The reaction from Ms Champion herself, when the objections to her pronouncements hit the news, was to state that the newspaper had pinned a damning headline and framed her article in a distorting and mischievous, even racist context .

The Sun denied this categorically, saying her office had rung them several times after the article was published saying it was perfect and even offered more photographs of Ms Champion if required. Labour chief Jeremy Corbyn invited her to resign.

Some hundred Labour MPs, colleagues of Ms Champion, condemned her stance, saying it was completely out of proportion and should not have targeted “ethnic heritage” which amounted to saying that all Muslims shared traditions which inclined them to such heinous criminality.
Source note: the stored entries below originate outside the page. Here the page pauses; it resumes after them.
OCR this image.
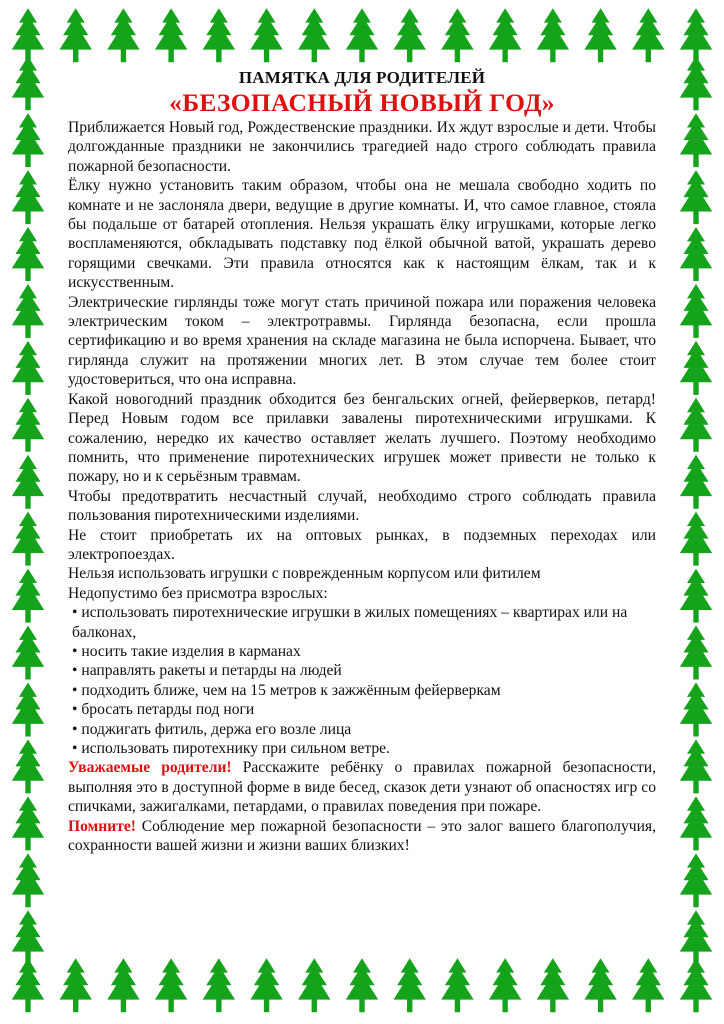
ПАМЯТКА ДЛЯ РОДИТЕЛЕЙ
«БЕЗОПАСНЫЙ НОВЫЙ ГОД»

Приближается Новый год, Рождественские праздники. Их ждут взрослые и дети. Чтобы долгожданные праздники не закончились трагедией надо строго соблюдать правила пожарной безопасности.

Ёлку нужно установить таким образом, чтобы она не мешала свободно ходить по комнате и не заслоняла двери, ведущие в другие комнаты. И, что самое главное, стояла бы подальше от батарей отопления. Нельзя украшать ёлку игрушками, которые легко воспламеняются, обкладывать подставку под ёлкой обычной ватой, украшать дерево горящими свечками. Эти правила относятся как к настоящим ёлкам, так и к искусственным.

Электрические гирлянды тоже могут стать причиной пожара или поражения человека электрическим током – электротравмы. Гирлянда безопасна, если прошла сертификацию и во время хранения на складе магазина не была испорчена. Бывает, что гирлянда служит на протяжении многих лет. В этом случае тем более стоит удостовериться, что она исправна.

Какой новогодний праздник обходится без бенгальских огней, фейерверков, петард! Перед Новым годом все прилавки завалены пиротехническими игрушками. К сожалению, нередко их качество оставляет желать лучшего. Поэтому необходимо помнить, что применение пиротехнических игрушек может привести не только к пожару, но и к серьёзным травмам.

Чтобы предотвратить несчастный случай, необходимо строго соблюдать правила пользования пиротехническими изделиями.

Не стоит приобретать их на оптовых рынках, в подземных переходах или электропоездах.

Нельзя использовать игрушки с поврежденным корпусом или фитилем

Недопустимо без присмотра взрослых:

• использовать пиротехнические игрушки в жилых помещениях – квартирах или на балконах,

• носить такие изделия в карманах

• направлять ракеты и петарды на людей

• подходить ближе, чем на 15 метров к зажжённым фейерверкам

• бросать петарды под ноги

• поджигать фитиль, держа его возле лица

• использовать пиротехнику при сильном ветре.

Уважаемые родители! Расскажите ребёнку о правилах пожарной безопасности, выполняя это в доступной форме в виде бесед, сказок дети узнают об опасностях игр со спичками, зажигалками, петардами, о правилах поведения при пожаре.

Помните! Соблюдение мер пожарной безопасности – это залог вашего благополучия, сохранности вашей жизни и жизни ваших близких!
Tory Party stalwarts, including their Muslim minister Sajid Javid, defended Ms Champion, implying that he understood she was not in any sense vilifying all Muslims and was indeed pointing at a factor which had to be taken into account when analysing this all too prevalent form of the criminal exploitation of children.

One Amina Lone, co-director of the Social Action and Research Foundation, seemed to agree with Javid when she said Ms Champion’s forced resignation was an act of victimisation by the Labour leadership. Ms Lone’s went on to say: “Sarah was talking about a particular type of grooming which is carried on by men because of their cultural/religious practices.”

Some Labour MPs supported Ms Champion’s stance and said the ethnic factor had to be socially and criminally investigated. Did the attitude of these men originate in something that infected a small minority of ethnic communities?

But then the plot thickened. The Daily Mail sought to turn the controversy into an internal battle for power in the Labour Party, pointing out that Sarah Champion, despite being one of the current Labour leadership, was one of the MPs targeted by the central core of the Corbynistas for daring to resign when, months ago, she and other Labour MPs questioned Mr Corbyn’s electability. She subsequently changed her mind and was invited back by Mr Corbyn.

There may be some substance in the Daily Mail’s speculation about an internal animus in the Labour Party but, as I suspect, Mr Corbyn will soon enough overlook the episode and invite Ms Champion back into the shadow cabinet as she is manifestly respected for exposing child sexual abuse and is seen as an asset to the politics of equality.